Should have hired on with the railroad but being on call was a huge turnoff. Had I sucked it up and stuck it out I could have retired by now with a nice pension. Plus, trains are cool.

Only late in life did I find my interest in psychology.  I'd have liked to become a therapist specializing in men's issues. That would have required college, something I never aspired to as I disliked school so much.

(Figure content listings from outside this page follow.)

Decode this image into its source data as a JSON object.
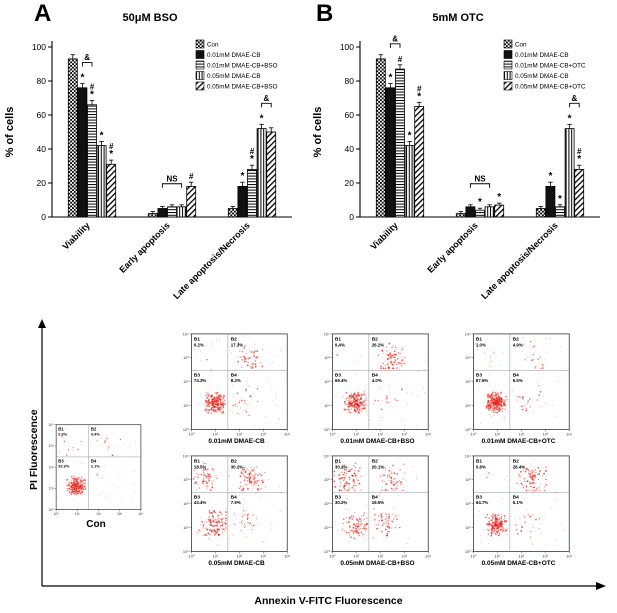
{
  "figure": {
    "panel_a_letter": "A",
    "panel_b_letter": "B"
  },
  "chart_data": [
    {
      "type": "bar",
      "panel": "A",
      "title": "50μM BSO",
      "ylabel": "% of cells",
      "ylim": [
        0,
        100
      ],
      "yticks": [
        0,
        20,
        40,
        60,
        80,
        100
      ],
      "legend_position": "top-right",
      "categories": [
        "Viability",
        "Early apoptosis",
        "Late apoptosis/Necrosis"
      ],
      "series": [
        {
          "name": "Con",
          "pattern": "checker",
          "values": [
            93,
            2,
            5
          ]
        },
        {
          "name": "0.01mM DMAE-CB",
          "pattern": "solid",
          "values": [
            76,
            5,
            18
          ]
        },
        {
          "name": "0.01mM DMAE-CB+BSO",
          "pattern": "hlines",
          "values": [
            66,
            6,
            28
          ]
        },
        {
          "name": "0.05mM DMAE-CB",
          "pattern": "vlines",
          "values": [
            42,
            6,
            52
          ]
        },
        {
          "name": "0.05mM DMAE-CB+BSO",
          "pattern": "diag",
          "values": [
            31,
            18,
            50
          ]
        }
      ],
      "marks": [
        [
          "",
          "*",
          "#*",
          "*",
          "#*"
        ],
        [
          "",
          "",
          "",
          "",
          "#"
        ],
        [
          "",
          "*",
          "#*",
          "*",
          ""
        ]
      ],
      "brackets": [
        {
          "category": 0,
          "from": 1,
          "to": 2,
          "label": "&"
        },
        {
          "category": 1,
          "from": 1,
          "to": 3,
          "label": "NS"
        },
        {
          "category": 2,
          "from": 3,
          "to": 4,
          "label": "&"
        }
      ]
    },
    {
      "type": "bar",
      "panel": "B",
      "title": "5mM OTC",
      "ylabel": "% of cells",
      "ylim": [
        0,
        100
      ],
      "yticks": [
        0,
        20,
        40,
        60,
        80,
        100
      ],
      "legend_position": "top-right",
      "categories": [
        "Viability",
        "Early apoptosis",
        "Late apoptosis/Necrosis"
      ],
      "series": [
        {
          "name": "Con",
          "pattern": "checker",
          "values": [
            93,
            2,
            5
          ]
        },
        {
          "name": "0.01mM DMAE-CB",
          "pattern": "solid",
          "values": [
            76,
            6,
            18
          ]
        },
        {
          "name": "0.01mM DMAE-CB+OTC",
          "pattern": "hlines",
          "values": [
            87,
            4,
            6
          ]
        },
        {
          "name": "0.05mM DMAE-CB",
          "pattern": "vlines",
          "values": [
            42,
            6,
            52
          ]
        },
        {
          "name": "0.05mM DMAE-CB+OTC",
          "pattern": "diag",
          "values": [
            65,
            7,
            28
          ]
        }
      ],
      "marks": [
        [
          "",
          "*",
          "#",
          "*",
          "#*"
        ],
        [
          "",
          "",
          "*",
          "",
          "*"
        ],
        [
          "",
          "*",
          "*",
          "*",
          "#*"
        ]
      ],
      "brackets": [
        {
          "category": 0,
          "from": 1,
          "to": 2,
          "label": "&"
        },
        {
          "category": 1,
          "from": 1,
          "to": 3,
          "label": "NS"
        },
        {
          "category": 2,
          "from": 3,
          "to": 4,
          "label": "&"
        }
      ]
    }
  ],
  "flow": {
    "xlabel": "Annexin V-FITC Fluorescence",
    "ylabel": "PI Fluorescence",
    "axis_ticks": [
      "10⁰",
      "10¹",
      "10²",
      "10³",
      "10⁴"
    ],
    "dot_color": "#e8251c",
    "plots": [
      {
        "id": "con",
        "label": "Con",
        "quadrants": {
          "B1": "2.6%",
          "B2": "3.4%",
          "B3": "92.9%",
          "B4": "1.1%"
        }
      },
      {
        "id": "p001",
        "label": "0.01mM DMAE-CB",
        "quadrants": {
          "B1": "0.2%",
          "B2": "17.3%",
          "B3": "74.3%",
          "B4": "8.2%"
        }
      },
      {
        "id": "p001bso",
        "label": "0.01mM DMAE-CB+BSO",
        "quadrants": {
          "B1": "0.4%",
          "B2": "26.2%",
          "B3": "69.4%",
          "B4": "4.0%"
        }
      },
      {
        "id": "p001otc",
        "label": "0.01mM DMAE-CB+OTC",
        "quadrants": {
          "B1": "1.0%",
          "B2": "4.9%",
          "B3": "87.6%",
          "B4": "6.5%"
        }
      },
      {
        "id": "p005",
        "label": "0.05mM DMAE-CB",
        "quadrants": {
          "B1": "18.5%",
          "B2": "30.2%",
          "B3": "43.4%",
          "B4": "7.9%"
        }
      },
      {
        "id": "p005bso",
        "label": "0.05mM DMAE-CB+BSO",
        "quadrants": {
          "B1": "30.2%",
          "B2": "20.1%",
          "B3": "30.2%",
          "B4": "19.5%"
        }
      },
      {
        "id": "p005otc",
        "label": "0.05mM DMAE-CB+OTC",
        "quadrants": {
          "B1": "0.8%",
          "B2": "28.4%",
          "B3": "64.7%",
          "B4": "6.1%"
        }
      }
    ]
  }
}
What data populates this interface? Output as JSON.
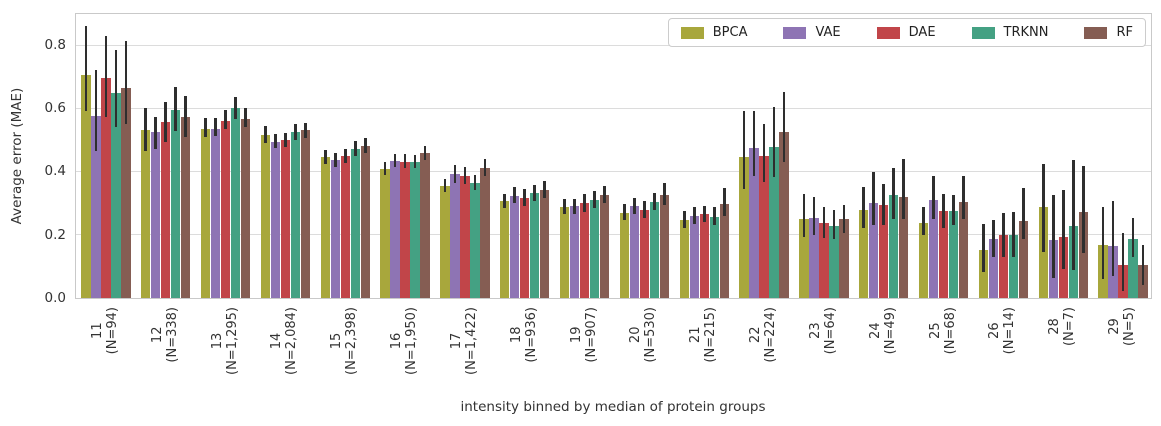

Today, maybe I'd enjoy being a motorcycle mechanic working on 50s-70s bikes. Not sure what the demand would be but I do enjoy wrenching on them. Cars? No thanks. Only for fun and only brands/models I'd want to touch, not someone else's idea of a 'cool car'.

tr8todd
tr8todd SuperDork
12/8/20 6:56 a.m.

If I could do it all over again, I would not have gone to college for engineering, and instead just became a plumber right out of high school.  Didn't decide to become a plumber until I was around 32.  Wanted a job where I knew I could be home for all of the important moments as my kids grew up.  Now, I love my job.  Its very flexible and pays way more than it should.  The whole no benefits kind of sucks, but that can be taken care of privately.  No kids are going into the trades, and there is too much work for the number of guys in the trades now.  Can't imagine how bad its going to be in 10 years, as just about every guy on any of my jobs is 45 plus.  Most are retirement age or older.  My dad is 78 and still works 50-60 hour weeks because he loves it.  Getting dirty, goofing with the guys on the job, and being my own boss sure beats sitting behind a desk.  The best part may just be making customers happy.  You get to go in and save the day, all the while charging near ridiculous money.  When I first started out, people tended to think of tradesmen as less than equals.  We were the dumb kids in school that could only find a job swinging a hammer.  That has changed.